43. PENUTURAN BIBI

31 2 0
                                    

Sehabis mandi, petang itu Waseso menuju ke rumah bawah.
Namun setelah beberapa kali memanggil Bibi Sukanda tiada sahutan, pemuda itu segera melesat turun dan menuju ke arah dapur umum, tempat yang sepengetahuan Waseso dimana sang bibi sering menghabiskan waktu selain mengurus rumah pantau.

Benar saja,..
Karena si pemuda melihat si bibi sedang bercakap-cakap dengan seseorang, dimana dia segera membatin :

“benar juga yang dikatakan oleh adik Laras,.. gadis itu tidaklah bisu,.. dia hanya terlihat aneh dan sepertinya sekarang ini,.. dia malah lebih nyaman bergaul dengan bibi Sukanda,.. hmm,.. meski pakaiannya sudah berganti, tetapi kenapa wajahnya masih terlihat kotor, bahkan rambutnya masih dibiarkan awut-awutan begitu,.. ahhh,.. biarlah,.. yang penting dirinya sudah jauh terlihat lebih sehat,..”

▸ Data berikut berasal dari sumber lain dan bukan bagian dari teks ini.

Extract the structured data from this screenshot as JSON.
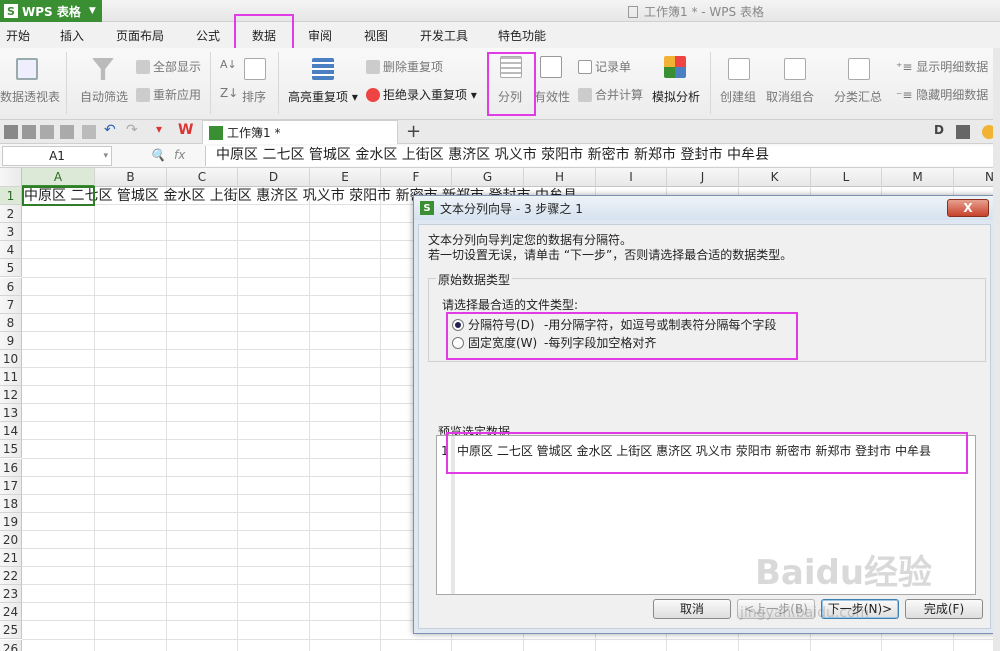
{
  "app": {
    "name": "WPS 表格",
    "window_title": "工作簿1 * - WPS 表格"
  },
  "menu": [
    "开始",
    "插入",
    "页面布局",
    "公式",
    "数据",
    "审阅",
    "视图",
    "开发工具",
    "特色功能"
  ],
  "ribbon": {
    "pivot": "数据透视表",
    "autofilter": "自动筛选",
    "show_all": "全部显示",
    "reapply": "重新应用",
    "sort": "排序",
    "highlight_dup": "高亮重复项",
    "remove_dup": "删除重复项",
    "reject_dup": "拒绝录入重复项",
    "split": "分列",
    "validity": "有效性",
    "record_form": "记录单",
    "consolidate": "合并计算",
    "whatif": "模拟分析",
    "group": "创建组",
    "ungroup": "取消组合",
    "subtotal": "分类汇总",
    "show_detail": "显示明细数据",
    "hide_detail": "隐藏明细数据"
  },
  "doc_tab": "工作簿1 *",
  "formula_bar": {
    "cell_ref": "A1",
    "fx": "fx",
    "content": "中原区 二七区 管城区 金水区 上街区 惠济区 巩义市 荥阳市 新密市 新郑市 登封市 中牟县"
  },
  "sheet": {
    "columns": [
      "A",
      "B",
      "C",
      "D",
      "E",
      "F",
      "G",
      "H",
      "I",
      "J",
      "K",
      "L",
      "M",
      "N"
    ],
    "rows": [
      "1",
      "2",
      "3",
      "4",
      "5",
      "6",
      "7",
      "8",
      "9",
      "10",
      "11",
      "12",
      "13",
      "14",
      "15",
      "16",
      "17",
      "18",
      "19",
      "20",
      "21",
      "22",
      "23",
      "24",
      "25",
      "26"
    ],
    "cell_a1": "中原区 二七区 管城区 金水区 上街区 惠济区 巩义市 荥阳市 新密市 新郑市 登封市 中牟县"
  },
  "dialog": {
    "title": "文本分列向导 - 3 步骤之 1",
    "close": "X",
    "intro1": "文本分列向导判定您的数据有分隔符。",
    "intro2": "若一切设置无误，请单击 “下一步”，否则请选择最合适的数据类型。",
    "group_label": "原始数据类型",
    "choose_label": "请选择最合适的文件类型:",
    "opt_delim": "分隔符号(D)",
    "opt_delim_desc": "-用分隔字符，如逗号或制表符分隔每个字段",
    "opt_fixed": "固定宽度(W)",
    "opt_fixed_desc": "-每列字段加空格对齐",
    "preview_label": "预览选定数据",
    "preview_rownum": "1",
    "preview_text": "中原区 二七区 管城区 金水区 上街区 惠济区 巩义市 荥阳市 新密市 新郑市 登封市 中牟县",
    "btn_cancel": "取消",
    "btn_prev": "<上一步(B)",
    "btn_next": "下一步(N)>",
    "btn_finish": "完成(F)"
  },
  "watermark": {
    "main": "Baidu经验",
    "sub": "jingyan.baidu.com"
  },
  "colors": {
    "wps_green": "#3a8f33",
    "highlight": "#e13be6",
    "dialog_bg": "#dfe8f2"
  }
}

Selesai membatin, si pemuda melangkah biasa dan berjalan mendekat.
Namun demi melihat kedatangannya, si gadis aneh tadi malah bergerak dengan bantuan sebuah batang kayu yang digenggam pada tangan kiri layaknya sebuah tongkat yang menopang kaki kiri yang buntung sebatas tumit.
Dimana gadis tersebut langsung bersembunyi dibalik tubuh si bibi.
Menemui kejadian itu, si pemuda tidak menampakkan gelagat tersinggung sedikitpun dan menyapa :

“selamat petang bibi Sukanda dan nona,..”

“selamat petang tuan muda tabib,..”

Yang menjawab hanya si bibi dan Waseso langsung melanjutkan :

“wahhh,.. berapa kali saya mesti mengingatkan kepada bibi,.. nama saya Waseso, bukan tuan muda,..”

“wkwk,.. maaf tu,.. ewh nak Waseso,.. habisnya bibi sangat menghormati nak Waseso,..”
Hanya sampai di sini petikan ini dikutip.